A few days ago, our friend Barrie sent me a CD of his weekly radio programme in which he had featured my post ‘Death Of The Brown Velvet Suit’. A day or so afterwards I received a ripped open envelope with nothing inside, packaged in The Post Office’s transparent apology envelopes. These containers bear a phone number for complainants to use. Suspecting a deliberate act here, I retained the package, intending to check with Barrie.

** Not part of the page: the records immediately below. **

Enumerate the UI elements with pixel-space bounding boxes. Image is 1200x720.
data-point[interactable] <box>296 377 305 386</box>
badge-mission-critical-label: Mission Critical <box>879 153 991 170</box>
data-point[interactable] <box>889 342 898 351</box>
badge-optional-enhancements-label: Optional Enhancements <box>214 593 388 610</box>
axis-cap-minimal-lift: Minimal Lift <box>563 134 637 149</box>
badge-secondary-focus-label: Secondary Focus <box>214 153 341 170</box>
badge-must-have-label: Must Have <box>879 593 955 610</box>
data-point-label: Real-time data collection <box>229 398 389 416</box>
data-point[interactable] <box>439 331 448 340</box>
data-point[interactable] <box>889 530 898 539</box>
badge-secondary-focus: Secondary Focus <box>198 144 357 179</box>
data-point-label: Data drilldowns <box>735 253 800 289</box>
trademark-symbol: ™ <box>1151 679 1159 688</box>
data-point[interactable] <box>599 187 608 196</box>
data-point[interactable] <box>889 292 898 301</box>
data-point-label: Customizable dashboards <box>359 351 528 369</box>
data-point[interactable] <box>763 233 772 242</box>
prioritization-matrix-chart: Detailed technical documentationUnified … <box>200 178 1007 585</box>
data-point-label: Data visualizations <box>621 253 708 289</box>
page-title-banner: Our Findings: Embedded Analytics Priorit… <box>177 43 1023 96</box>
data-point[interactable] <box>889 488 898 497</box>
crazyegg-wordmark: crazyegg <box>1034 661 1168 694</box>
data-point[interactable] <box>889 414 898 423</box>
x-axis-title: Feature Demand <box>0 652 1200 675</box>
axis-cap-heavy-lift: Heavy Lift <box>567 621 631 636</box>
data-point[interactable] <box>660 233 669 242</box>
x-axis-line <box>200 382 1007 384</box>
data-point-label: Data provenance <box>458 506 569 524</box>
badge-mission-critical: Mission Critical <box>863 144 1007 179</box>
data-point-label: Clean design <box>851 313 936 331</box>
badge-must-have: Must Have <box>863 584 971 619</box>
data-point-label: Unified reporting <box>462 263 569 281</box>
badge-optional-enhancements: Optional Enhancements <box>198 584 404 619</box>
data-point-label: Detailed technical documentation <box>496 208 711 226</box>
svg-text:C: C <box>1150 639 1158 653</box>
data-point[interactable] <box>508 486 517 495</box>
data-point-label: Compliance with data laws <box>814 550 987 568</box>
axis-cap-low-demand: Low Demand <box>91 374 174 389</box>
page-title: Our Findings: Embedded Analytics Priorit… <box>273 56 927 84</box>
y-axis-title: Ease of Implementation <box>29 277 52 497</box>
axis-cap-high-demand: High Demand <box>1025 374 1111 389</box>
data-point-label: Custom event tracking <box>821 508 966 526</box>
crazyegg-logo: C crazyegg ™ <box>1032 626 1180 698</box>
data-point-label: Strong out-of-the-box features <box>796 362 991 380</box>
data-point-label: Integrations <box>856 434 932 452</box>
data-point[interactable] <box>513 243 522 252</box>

Today, a lengthening thread on Streetlife, the local internet noticeboard, was begun. Apparently this is now rife in our area. I smelt a rotten apple, and telephoned the complaints department. This is what I then posted on Streetlife:
‘I have just phoned the complaints department. After the usual string of options, I got a person. I made it clear that this problem is rife in the area, and that ‘someone in your office is tampering with our mail’. I was given a reference number, a promise to report it immediately, and also of a written response. Watch this space’.
My own notes have been added to the envelope.
Jackie has done a marvellous job of eradicating most of the more persistent brambles and sticky Willies. Today I put in my twopenn’orth and cleared the few I could find.
Here is the now customary bee picture. This one collects nectar from a geranium.
The parent starlings, striving to satisfy their boisterous brood, are now becoming quite cantankerous with me. In fact I was thankful I was not another starling, such as the one Jackie had seen yesterday daring to approach this family’s territory. Starlings normally gather in a murmuration, such as that collective that stole the chips at Mudeford on September 9th 2013. But not, apparently, when they are rearing chicks. Our pair saw off the intruder in no uncertain terms. They are satisfied with warning me off from a safe distance.
Now they perch on the rooftop for a while, squawking at me, fly off in a feint
then return,
drop down, and dive into the facia.
How they can create such a racket with their beaks so full is beyond me. It took three days of intermittent standing with varying degrees of patience to get these shots.
There was a queue outside Mr Pink’s fish and chip shop in Milford on Sea, where another bout of stationary waiting around was rewarded by the usual fresh and crisp cod, chips, and pickled onions that we enjoyed sitting in the car on the sea front.
The gentleman in the check shirt told me that this queue was nothing. It usually trailed many yards down the road. Whilst enjoying our meal and, in Jackie’s case, Hoegaarden, and mine, the last of the Cotes du Rhone, we watched a soaring seagull make a beeline for the P&O cruise ship Adonia passing yachts and the Isle of Wight on its way out to the ocean.
This made me think of our friend Jessie, who is rather partial to her cruises.